Erste Bekanntschaft mit der Achtsamkeit

Probieren Sie doch einmal Folgendes aus: Egal, was Sie gerade tun (vermutlich sitzen Sie vor Ihrem PC) – unterbrechen Sie Ihre momentane Aktivität und legen eine kurze Pause ein, in der Sie die Gelegenheit haben, erste Bekanntschaft mit der Achtsamkeit zu machen.

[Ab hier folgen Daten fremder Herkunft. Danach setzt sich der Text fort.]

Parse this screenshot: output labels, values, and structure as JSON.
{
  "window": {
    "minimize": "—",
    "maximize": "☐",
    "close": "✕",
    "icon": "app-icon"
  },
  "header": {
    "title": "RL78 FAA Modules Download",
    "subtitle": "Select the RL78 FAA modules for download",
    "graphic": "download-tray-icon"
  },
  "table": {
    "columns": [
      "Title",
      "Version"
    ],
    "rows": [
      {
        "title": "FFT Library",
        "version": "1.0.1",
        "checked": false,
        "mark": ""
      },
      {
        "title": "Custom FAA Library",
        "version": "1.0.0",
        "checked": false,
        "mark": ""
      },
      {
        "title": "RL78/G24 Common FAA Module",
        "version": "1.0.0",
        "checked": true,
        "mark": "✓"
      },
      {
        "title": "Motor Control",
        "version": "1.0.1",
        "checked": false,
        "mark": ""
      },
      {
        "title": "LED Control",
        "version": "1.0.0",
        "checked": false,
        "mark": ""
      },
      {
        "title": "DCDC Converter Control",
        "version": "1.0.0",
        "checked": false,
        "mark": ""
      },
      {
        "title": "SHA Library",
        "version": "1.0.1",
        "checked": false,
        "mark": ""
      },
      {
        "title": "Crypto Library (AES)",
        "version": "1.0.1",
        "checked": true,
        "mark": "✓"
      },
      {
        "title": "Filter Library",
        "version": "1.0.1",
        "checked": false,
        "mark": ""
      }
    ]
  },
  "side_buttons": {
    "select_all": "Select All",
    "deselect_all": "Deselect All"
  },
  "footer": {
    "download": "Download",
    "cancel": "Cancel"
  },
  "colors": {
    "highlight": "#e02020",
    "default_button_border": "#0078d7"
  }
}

Richten Sie Ihre Aufmerksamkeit zunächst darauf, wie Sie sitzen. Wenn Sie mögen, können Sie dafür Ihre Augen schließen. Spüren Sie, welche Körperstellen Kontakt mit dem Stuhl, Sofa oder Sessel haben. Legen Sie nun eine Hand auf die Brust oder den Bauch und fühlen die Bewegungen beim Atmen. Richten Sie Ihre gesamte Aufmerksamkeit auf die Atembewegungen. Folgen Sie der Luft beim Einatmen und spüren, wie sie im Brustkorb und Bauch Raum einnimmt. Nehmen Sie wahr, wie  sich Bauch und Brustkorb anschließend verengen und die Luft wieder nach außen pressen.  Vielleicht merken Sie, dass Sie zwischendurch an andere Dinge denken oder etwas anderes fühlen. Lenken Sie in diesem Fall Ihre Aufmerksamkeit sanft und wohlwollend – immer wieder aufs Neue- zu den Atembewegungen zurück.*

Wie ist es Ihnen bei dieser Übung ergangen?

Ist es Ihnen gelungen, ununterbrochen mit der Aufmerksamkeit bei Ihrem Atem zu bleiben? Vermutlich nicht, und das ist auch gar nicht schlimm. Im Gegenteil – Achtsamkeit bedeutet, immer wieder neu festzustellen, was in Ihnen gerade vor sich geht, was Sie gerade tun, wie sie “ticken”: Vielleicht machen Sie Pläne oder denken über Vergangenes nach. Vielleicht merken Sie, dass Sie müde sind oder Kopfschmerzen haben. Vieles davon nehmen wir im Alltag oft nicht wahr. Nutzen Sie diese Übung dazu, mit einer neuen Offenheit mehr über sich und Ihre Gewohnheiten zu erfahren. Dabei üben Sie sich gleichzeitig darin, freundlich und geduldig mit sich selbst umzugehen.

Tipp: Nutzen Sie diese Übung, um sich regelmäßig eine kleine Pause zu gönnen. Wir verschaffen uns ständig kurze Pausen bei dem, was wir gerade tun: Ein kurzer Plausch mit dem Arbeitskollegen, ein Griff zu den Knabbersachen, ein abwesender Blick aus dem Fenster…warum nicht einmal eine Achtsamkeitsübung? Kommen Sie wieder mehr zu sich und werden sich Ihrer selbst wieder mehr bewusst. Gönnen Sie sich die Erfahrung, wie wohltuend und verändernd dies sein kann.